In unserer Vereinsbibliothek haben wir neuerdings auch das ausgezeichnete Buch „Faszinierende Pflanzenpilze“ von Frau Dr. Julia Kruse. Auch hier kann man über den Namen der Wirtspflanze problemlos zum betreffenden Pilz gelangen. Da dort jedoch die Clematis nicht angeführt ist, blieb meine Suche auch in diesem Fachbuch vorerst noch erfolglos. Wahrscheinlich kommt mein Fund viel zu selten vor, um in diesem 528 Seiten starken Buch aufzuscheinen. Deshalb suchte ich im Internet unter „Rostpilze auf Clematis“. Eine zutreffende Abbildung brachte mich dann auf die richtige Spur, aber eine aufschlussreiche Beschreibung fehlte auch dort. Glücklicherweise stieß ich dann endlich auf „jule.pflanzenbestimmung“, die empfehlenswerte, besonders reichhaltige Homepage der Autorin des vorher erwähnten Buches „Faszinierende Pflanzenpilze“. Aufgrund der orangegelben Aecien (Sporenlager) und der becherförmigen Pseudoperidien (Sporenlagerhüllen) mit ausgefransten Rändern meines Fundes ging ich von vornherein schon von der Gattung Puccinia aus. Nun war zum Glück auch noch der Artname alnetorum gefunden und die Beschreibung passte genau zu meinem Fund. Allerdings waren meine Abmessungen der Aeciosporen allgemein etwas größer, nämlich 20-24 x 15-20 µm. Sie sind, wie auch beschrieben rundlich, jedoch meistens ungleichmäßig geformt.

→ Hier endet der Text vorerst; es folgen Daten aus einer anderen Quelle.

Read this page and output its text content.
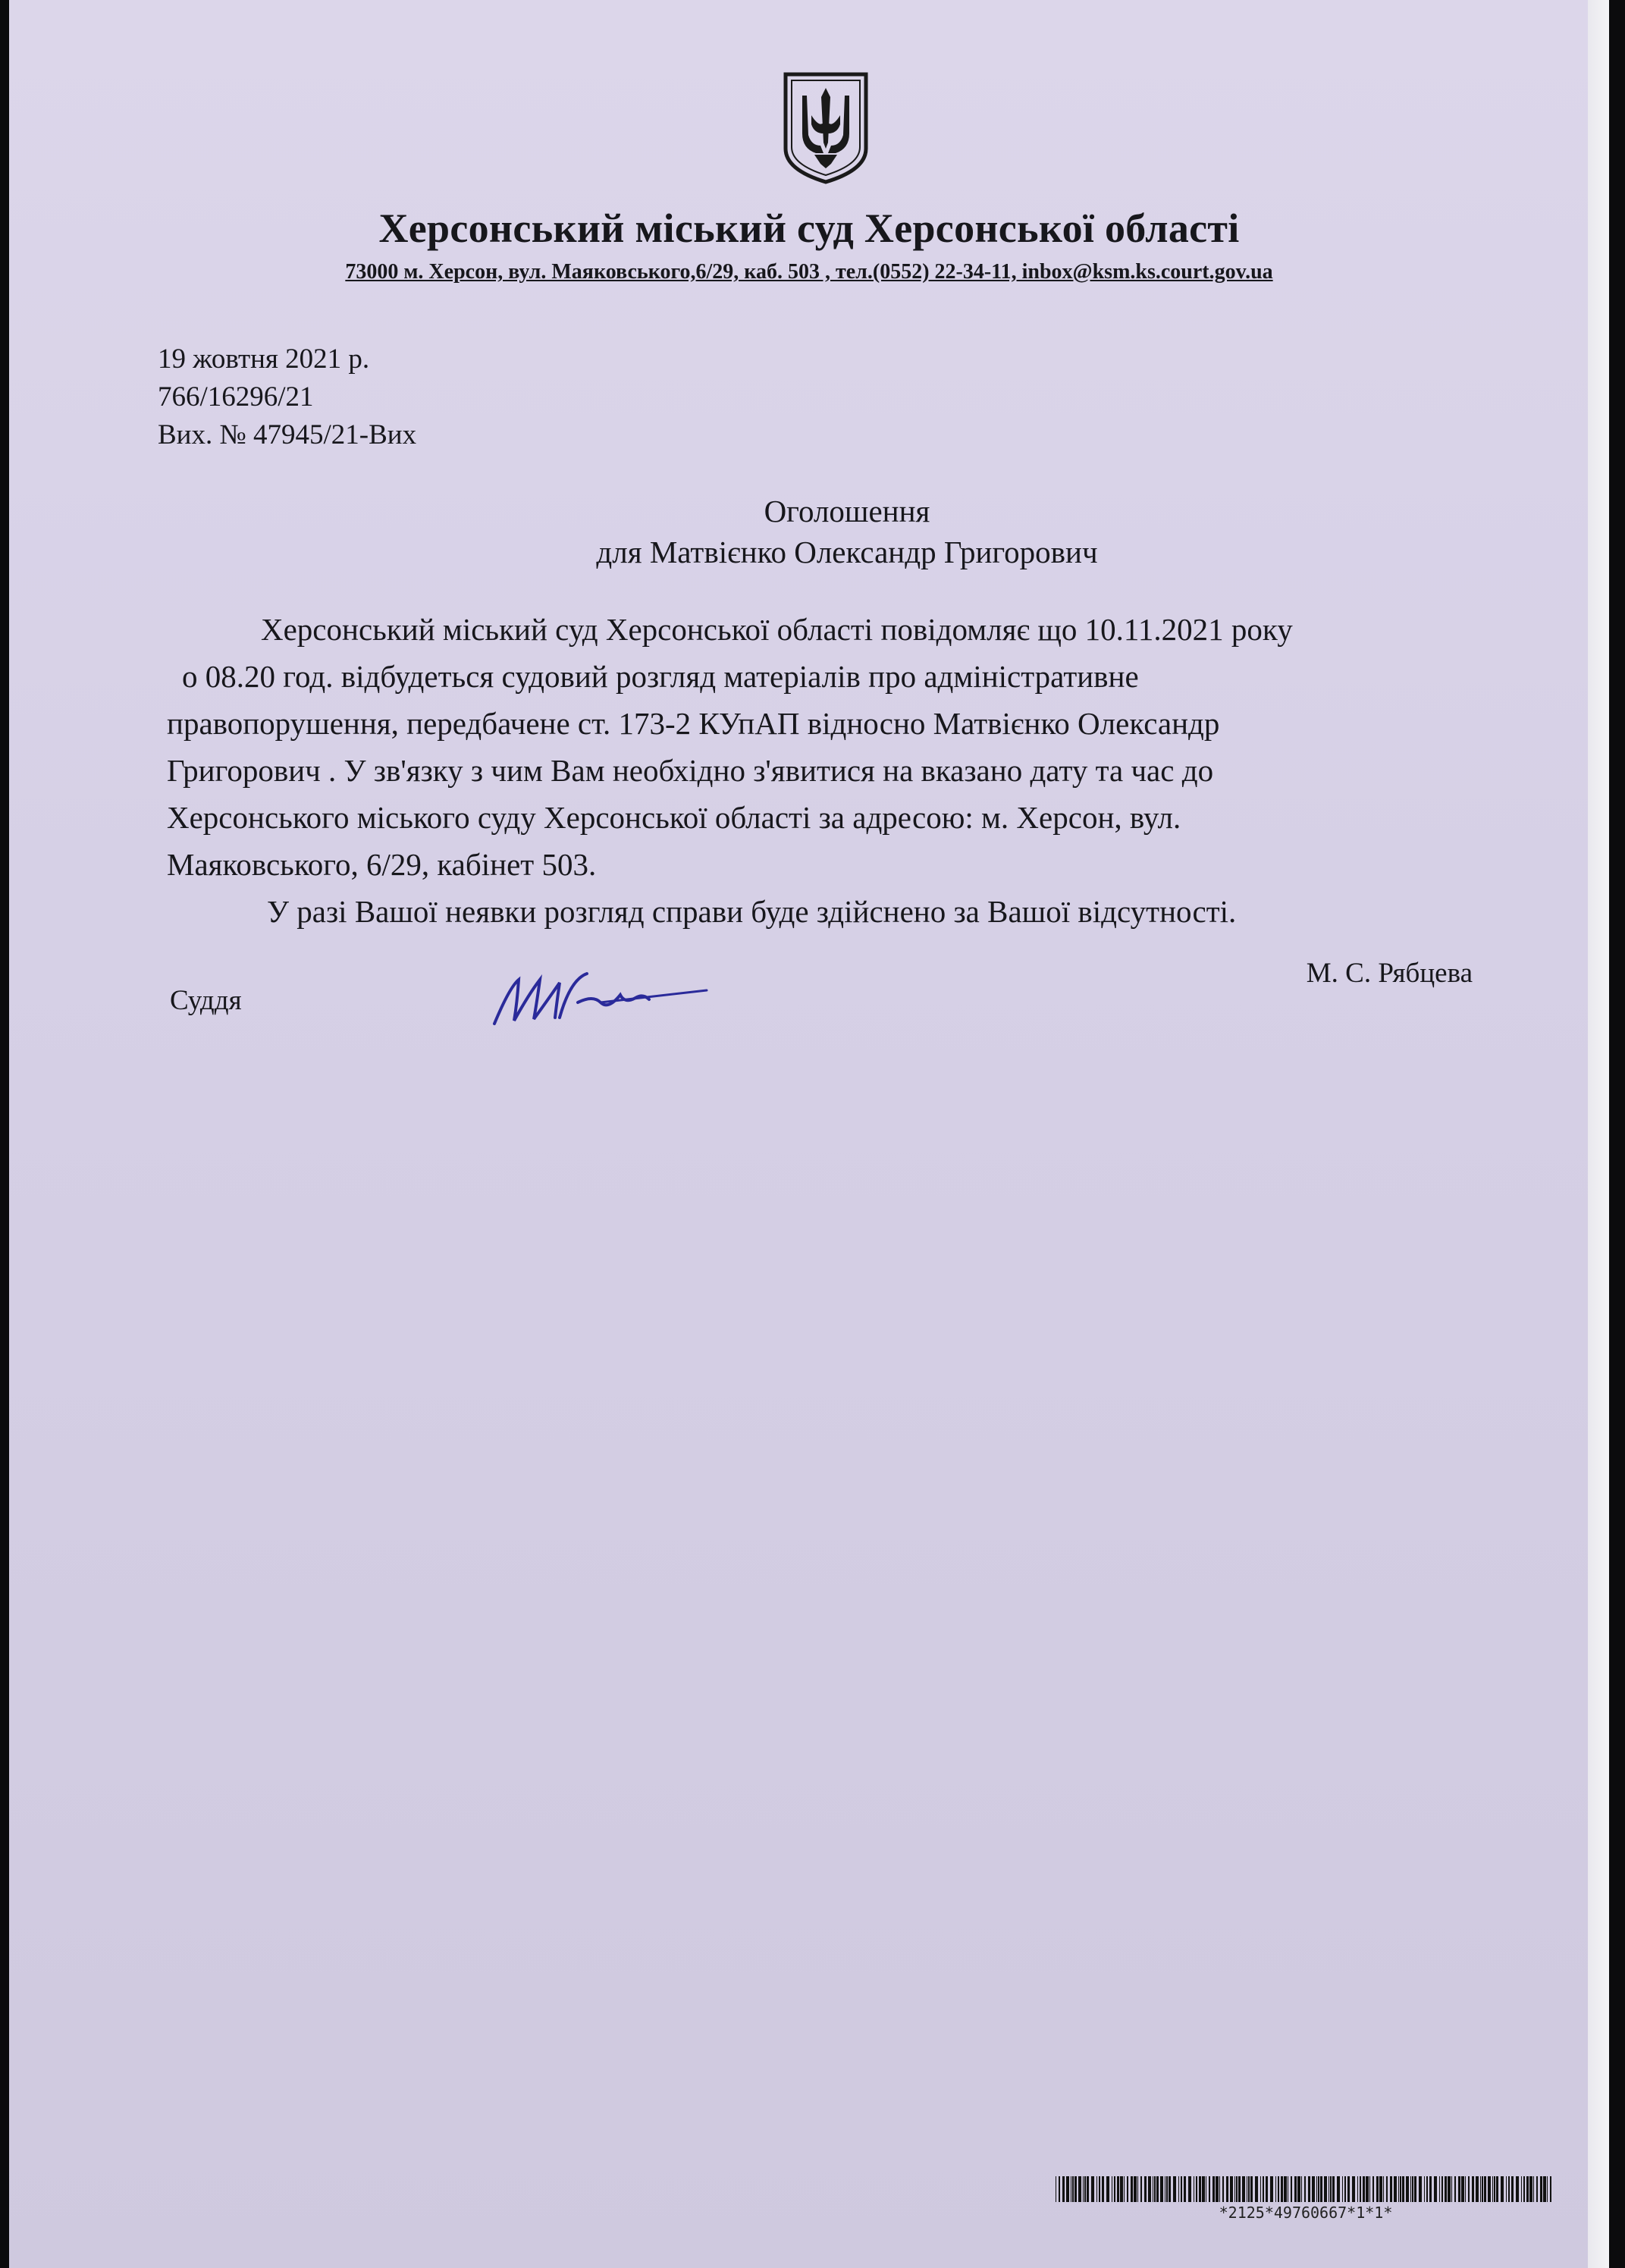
Херсонський міський суд Херсонської області
73000 м. Херсон, вул. Маяковського,6/29, каб. 503 , тел.(0552) 22-34-11, inbox@ksm.ks.court.gov.ua
19 жовтня 2021 р.
766/16296/21
Вих. № 47945/21-Вих
Оголошення
для Матвієнко Олександр Григорович
Херсонський міський суд Херсонської області повідомляє що 10.11.2021 року
о 08.20 год. відбудеться судовий розгляд матеріалів про адміністративне
правопорушення, передбачене ст. 173-2 КУпАП відносно Матвієнко Олександр
Григорович . У зв'язку з чим Вам необхідно з'явитися на вказано дату та час до
Херсонського міського суду Херсонської області за адресою: м. Херсон, вул.
Маяковського, 6/29, кабінет 503.
У разі Вашої неявки розгляд справи буде здійснено за Вашої відсутності.
Суддя
М. С. Рябцева
*2125*49760667*1*1*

Frau Dr. Julia Kruse führt die Maße der Aeciosporen mit 17-20 x 15-16 µm an und benennt den Zeitraum des Vorkommens mit Mai bis Juli. Als Bemerkung schreibt sie: „Dieser Rostpilz vollführt einen Wirtswechsel. Auf Waldrebe (Clematis) werden die Spermogonien und Aecien gebildet, danach wechselt der Pilz auf Schilf (Phragmites australis), um dort die Entwicklung mit der Ausbildung von Uredien und Telien zu vollenden. Die Bestimmung von Aecien auf Waldrebe ist alles andere als leicht und noch nicht vollständig geklärt. Puccinia recondita kann ebenso auf Waldreben vorkommen, wechselt aber zu diversen anderen Gräsern und soll nicht so große Anschwellungen verursachen. Die Bestimmung dieser hier vorgestellten Art fußte vor allem immer auf der unmittelbaren Nähe von Schilf zur befallenen Waldrebe und die extrem großen Anschwellungen.“

Dazu kann ich bestätigen, dass sich mein Fundort in Feldkirch-Tosters, (47°14’25.0″N 9°34’20.0″E / 47.240278, 9.572222), 530 m ü. A., in der Nähe vom dortigen Egelsee befindet, welcher von einem stattlichen Schilfbestand umgeben ist.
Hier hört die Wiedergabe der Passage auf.